We will probably never get rid of all plastic. The material is too useful to ignore. Nor is giving up on all plastics a viable idea for those on squeaky tight incomes. Sometimes being eco-responsible is easier if you have a comfortable income. Although I support using canvas bags instead of plastic and beeswax cloths rather than Saran wrap, these options must be purchased and they are not cheap. I bought a series of net bags for use in the produce section. I love them and now never have to hunt for the plastic sack rolls. However, they cost around $13 for 10. Ideally not a bad price but I can remember when $13 was an extravagance for my family’s budget.
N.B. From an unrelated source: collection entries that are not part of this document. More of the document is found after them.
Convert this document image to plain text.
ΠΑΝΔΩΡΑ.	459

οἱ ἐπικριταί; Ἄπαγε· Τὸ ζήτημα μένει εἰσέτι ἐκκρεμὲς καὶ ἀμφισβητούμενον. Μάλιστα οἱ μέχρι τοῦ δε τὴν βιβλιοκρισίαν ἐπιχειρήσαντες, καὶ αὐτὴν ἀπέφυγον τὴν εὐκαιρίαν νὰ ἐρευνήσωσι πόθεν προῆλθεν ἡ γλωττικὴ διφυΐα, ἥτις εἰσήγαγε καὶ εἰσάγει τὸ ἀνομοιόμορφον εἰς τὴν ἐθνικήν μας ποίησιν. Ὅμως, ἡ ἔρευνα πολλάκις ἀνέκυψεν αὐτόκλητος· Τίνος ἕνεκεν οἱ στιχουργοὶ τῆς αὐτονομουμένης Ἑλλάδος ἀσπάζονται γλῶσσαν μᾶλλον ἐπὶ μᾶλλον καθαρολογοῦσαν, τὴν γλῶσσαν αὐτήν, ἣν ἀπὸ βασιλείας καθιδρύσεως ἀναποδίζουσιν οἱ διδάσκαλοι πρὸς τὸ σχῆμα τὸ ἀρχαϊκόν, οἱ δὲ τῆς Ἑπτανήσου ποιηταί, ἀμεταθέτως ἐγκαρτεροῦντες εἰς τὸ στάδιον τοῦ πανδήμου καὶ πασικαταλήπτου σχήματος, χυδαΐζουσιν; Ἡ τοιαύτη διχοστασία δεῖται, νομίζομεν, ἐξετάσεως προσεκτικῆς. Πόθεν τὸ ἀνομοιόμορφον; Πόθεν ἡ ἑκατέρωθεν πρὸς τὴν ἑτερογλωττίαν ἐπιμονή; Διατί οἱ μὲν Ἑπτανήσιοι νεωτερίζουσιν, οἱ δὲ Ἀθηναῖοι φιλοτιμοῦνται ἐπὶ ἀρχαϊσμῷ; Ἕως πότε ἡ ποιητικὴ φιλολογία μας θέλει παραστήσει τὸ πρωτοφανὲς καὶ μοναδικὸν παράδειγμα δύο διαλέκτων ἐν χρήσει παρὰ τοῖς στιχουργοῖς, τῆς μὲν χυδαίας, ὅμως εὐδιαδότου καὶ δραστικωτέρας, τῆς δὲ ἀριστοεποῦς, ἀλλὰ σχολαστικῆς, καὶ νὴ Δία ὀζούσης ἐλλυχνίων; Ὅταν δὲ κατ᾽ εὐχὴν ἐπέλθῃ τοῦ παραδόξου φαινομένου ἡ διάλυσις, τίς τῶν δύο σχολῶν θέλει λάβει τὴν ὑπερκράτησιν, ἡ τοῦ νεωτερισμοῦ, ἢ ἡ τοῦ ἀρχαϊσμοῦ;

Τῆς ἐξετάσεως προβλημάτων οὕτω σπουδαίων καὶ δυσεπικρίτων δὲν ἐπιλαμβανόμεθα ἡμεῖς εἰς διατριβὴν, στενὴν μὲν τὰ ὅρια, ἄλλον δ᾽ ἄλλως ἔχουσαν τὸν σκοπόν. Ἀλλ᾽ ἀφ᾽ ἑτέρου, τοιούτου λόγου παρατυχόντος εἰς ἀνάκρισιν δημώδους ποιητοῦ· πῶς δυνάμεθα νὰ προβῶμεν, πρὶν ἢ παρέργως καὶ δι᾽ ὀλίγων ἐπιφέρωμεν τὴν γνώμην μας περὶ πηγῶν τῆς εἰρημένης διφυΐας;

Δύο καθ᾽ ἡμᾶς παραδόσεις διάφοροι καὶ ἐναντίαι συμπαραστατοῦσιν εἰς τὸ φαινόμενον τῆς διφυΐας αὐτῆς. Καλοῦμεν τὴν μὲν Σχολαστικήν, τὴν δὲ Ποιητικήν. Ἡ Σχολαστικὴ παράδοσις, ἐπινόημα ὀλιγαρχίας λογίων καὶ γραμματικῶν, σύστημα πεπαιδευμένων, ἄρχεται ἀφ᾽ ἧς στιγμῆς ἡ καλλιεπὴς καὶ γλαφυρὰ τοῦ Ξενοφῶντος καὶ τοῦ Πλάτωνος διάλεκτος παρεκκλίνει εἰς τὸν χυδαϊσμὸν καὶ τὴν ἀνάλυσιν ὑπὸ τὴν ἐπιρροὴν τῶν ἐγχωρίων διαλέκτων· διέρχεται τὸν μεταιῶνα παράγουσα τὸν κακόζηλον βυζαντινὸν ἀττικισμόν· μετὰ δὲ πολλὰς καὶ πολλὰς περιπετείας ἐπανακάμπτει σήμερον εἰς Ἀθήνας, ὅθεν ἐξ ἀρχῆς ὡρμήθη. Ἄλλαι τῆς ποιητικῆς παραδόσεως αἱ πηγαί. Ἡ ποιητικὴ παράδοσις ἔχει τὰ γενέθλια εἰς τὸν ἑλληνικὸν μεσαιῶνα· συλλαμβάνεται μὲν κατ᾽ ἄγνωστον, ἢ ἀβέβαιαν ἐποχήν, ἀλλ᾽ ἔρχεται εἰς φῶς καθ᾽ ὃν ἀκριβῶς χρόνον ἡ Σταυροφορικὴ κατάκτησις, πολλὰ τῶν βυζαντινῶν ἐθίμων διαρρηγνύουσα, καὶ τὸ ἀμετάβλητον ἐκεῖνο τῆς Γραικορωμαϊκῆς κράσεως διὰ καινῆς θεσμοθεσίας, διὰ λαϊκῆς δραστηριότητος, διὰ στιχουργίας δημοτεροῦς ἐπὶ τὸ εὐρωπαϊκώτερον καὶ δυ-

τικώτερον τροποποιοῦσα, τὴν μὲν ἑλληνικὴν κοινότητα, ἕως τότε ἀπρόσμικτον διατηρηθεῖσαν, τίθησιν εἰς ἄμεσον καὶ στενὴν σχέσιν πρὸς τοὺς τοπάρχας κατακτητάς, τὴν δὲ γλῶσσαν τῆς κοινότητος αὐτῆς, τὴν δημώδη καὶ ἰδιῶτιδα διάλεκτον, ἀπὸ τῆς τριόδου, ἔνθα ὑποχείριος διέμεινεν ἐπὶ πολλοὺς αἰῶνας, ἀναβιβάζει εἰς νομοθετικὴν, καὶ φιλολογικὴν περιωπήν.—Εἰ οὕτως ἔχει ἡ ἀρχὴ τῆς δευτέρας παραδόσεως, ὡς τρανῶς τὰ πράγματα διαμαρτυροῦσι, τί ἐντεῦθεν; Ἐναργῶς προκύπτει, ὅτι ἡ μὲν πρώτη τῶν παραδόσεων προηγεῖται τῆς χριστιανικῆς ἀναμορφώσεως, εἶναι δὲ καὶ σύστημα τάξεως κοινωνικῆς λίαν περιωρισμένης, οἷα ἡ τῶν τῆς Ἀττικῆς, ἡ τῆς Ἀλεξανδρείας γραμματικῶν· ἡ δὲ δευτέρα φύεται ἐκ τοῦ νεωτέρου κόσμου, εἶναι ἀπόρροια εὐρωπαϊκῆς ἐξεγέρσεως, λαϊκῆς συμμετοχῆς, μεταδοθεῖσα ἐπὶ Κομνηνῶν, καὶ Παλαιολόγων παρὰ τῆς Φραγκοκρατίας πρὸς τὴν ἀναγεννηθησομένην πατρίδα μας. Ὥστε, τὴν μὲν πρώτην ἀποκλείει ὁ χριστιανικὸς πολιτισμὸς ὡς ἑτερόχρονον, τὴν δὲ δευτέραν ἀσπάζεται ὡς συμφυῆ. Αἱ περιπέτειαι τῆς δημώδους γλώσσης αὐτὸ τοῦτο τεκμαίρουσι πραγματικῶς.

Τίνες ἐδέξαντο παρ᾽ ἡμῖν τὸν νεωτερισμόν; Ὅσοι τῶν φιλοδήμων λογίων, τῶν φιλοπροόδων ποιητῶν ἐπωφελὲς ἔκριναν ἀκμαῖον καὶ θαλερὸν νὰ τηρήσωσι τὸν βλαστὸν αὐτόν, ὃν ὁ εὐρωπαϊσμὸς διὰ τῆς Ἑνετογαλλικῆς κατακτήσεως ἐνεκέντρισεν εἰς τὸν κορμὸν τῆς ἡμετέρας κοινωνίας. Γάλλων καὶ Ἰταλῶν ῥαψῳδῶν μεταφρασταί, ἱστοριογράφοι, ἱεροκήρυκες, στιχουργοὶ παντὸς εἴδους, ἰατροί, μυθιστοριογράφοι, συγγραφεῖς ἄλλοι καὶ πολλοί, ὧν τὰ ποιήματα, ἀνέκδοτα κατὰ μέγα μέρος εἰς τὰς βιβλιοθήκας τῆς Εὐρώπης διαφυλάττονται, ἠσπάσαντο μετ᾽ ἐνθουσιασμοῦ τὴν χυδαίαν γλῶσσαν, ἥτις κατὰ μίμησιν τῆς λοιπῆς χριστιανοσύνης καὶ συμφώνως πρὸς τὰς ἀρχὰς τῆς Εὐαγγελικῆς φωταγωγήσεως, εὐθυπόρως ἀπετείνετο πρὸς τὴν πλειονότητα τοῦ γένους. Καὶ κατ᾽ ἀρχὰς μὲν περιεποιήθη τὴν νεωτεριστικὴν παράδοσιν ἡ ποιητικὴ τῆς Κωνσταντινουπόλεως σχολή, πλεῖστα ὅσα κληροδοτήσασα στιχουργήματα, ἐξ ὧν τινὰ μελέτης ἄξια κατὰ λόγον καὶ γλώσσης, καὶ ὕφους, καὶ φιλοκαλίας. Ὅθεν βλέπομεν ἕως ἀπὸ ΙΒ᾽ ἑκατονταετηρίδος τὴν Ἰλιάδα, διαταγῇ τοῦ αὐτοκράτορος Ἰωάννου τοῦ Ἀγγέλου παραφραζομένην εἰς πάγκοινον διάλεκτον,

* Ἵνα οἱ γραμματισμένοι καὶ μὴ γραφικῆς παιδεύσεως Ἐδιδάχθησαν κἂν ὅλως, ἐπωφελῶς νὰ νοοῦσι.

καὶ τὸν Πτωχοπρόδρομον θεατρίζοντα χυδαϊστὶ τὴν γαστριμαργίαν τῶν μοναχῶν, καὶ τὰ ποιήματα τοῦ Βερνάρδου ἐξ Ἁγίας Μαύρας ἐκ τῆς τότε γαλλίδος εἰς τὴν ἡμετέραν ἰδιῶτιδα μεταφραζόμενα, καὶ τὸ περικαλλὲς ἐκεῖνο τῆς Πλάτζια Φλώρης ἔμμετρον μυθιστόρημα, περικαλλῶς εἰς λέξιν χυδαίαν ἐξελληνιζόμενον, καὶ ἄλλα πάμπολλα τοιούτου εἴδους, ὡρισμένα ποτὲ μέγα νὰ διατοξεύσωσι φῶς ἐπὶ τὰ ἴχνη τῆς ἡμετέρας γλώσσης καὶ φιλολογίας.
Reduce One-Use Plastic? Great Idea!

Having said all of that, reducing plastic use is an excellent idea. Being eco-responsible means, we should remove one-off materials from our homes as much as reasonably possible. Here are a few suggestions that we’ve started in our house.

Plastic bottles

One-use plastics are what are really killing our environment.

Stop using straws: Let your lips actually touch the cup or glass. When the wait staff comes around and leaves straws on the table, be sure to hand them back. Otherwise, they will just be thrown away when you leave the table, ruining your good intentions. Another thought is to encourage your restaurants to use cardboard straws as some do now. If you must have a straw, buy bamboo, metal, or a hard reusable plastic one that doesn’t get thrown away.

Carry canvas bags: This is obvious but I’m surprised how many people don’t do it. Carry them in your car if possible. If you forget your bags at home, which I frequently do, then ask for paper, if it is an option. It is recyclable. In addition, use net bags for selecting your produce. Different types are on the market but my preference is for these because they are closeable. https://tinyurl.com/amazon-com-canvas-bags.

Use reusable boxes: How many of you use Ziploc bags? I was a fanatic about them because they were so easy to use. However, they filled my weekly garbage so I’m swearing off bags in favor of closeable plastic boxes for sandwiches and leftovers. Several hard-plastic boxes are on the market which hold sandwiches and sometimes other items. We use one that has two layers: a large lower space for the sandwich and an upper space for chips and veggies.

Buy soap bars: I know many of you are fans of liquid soaps. They smell great and are not as messy as soap bars. However, their plastic packaging is hard to recycle because of the pump parts. Instead, go back to bars, which are only wrapped in waxy paper. True, multiple bars are wrapped in clear plastic, but that is recyclable along with your grocery plastic bags. If you want to keep using a liquid soap, consider buying a glass container and buying the gallon size refillable soap bottles. That will at least reduce your reliance some on one-shot plastics.

Use reusable drinking cups: Everyone has talked about the evil of one-use water bottles. When we camped, we used them all the time. However, we invested in a few large, reusable plastic cups to replace these bottles. The cups were a little on the pricey side for the insulation, but we’ll save money in avoiding the bottled water.

Ask for biodegradable rings: By this I mean write to your favorite soda, beer, or energy drink supplier and ask them to replace their six-pack rings with biodegradable ones. Here is an article that offers more information on ones that double as fish food.

https://www.theverge.com/2016/5/19/11714552/beer-rings-fish-food-edible-saltwater-brewery

Finally, recycle all the items you can BUT follow the guidelines of your local recycler. For instance, the Solo plastic drinking cups are not recyclable. Neither are most yogurt containers. Be aware of what you can put into the blue bins because your mistakes can mess up a whole bale of plastics.Plastic bottles

Working together, we can make the world a better place and still live with some forms of plastic. The trick is to not waste even the plastics. Reuse or recycle them. We are too used to the idea of one-use items, and those are what clogs our waters, kills animals, and fills our garbage pits. The human race must turn away from use-and-throw-away thinking in order to save our ecosystem. I’m going to do my bit and change my small corner of the world. Are you?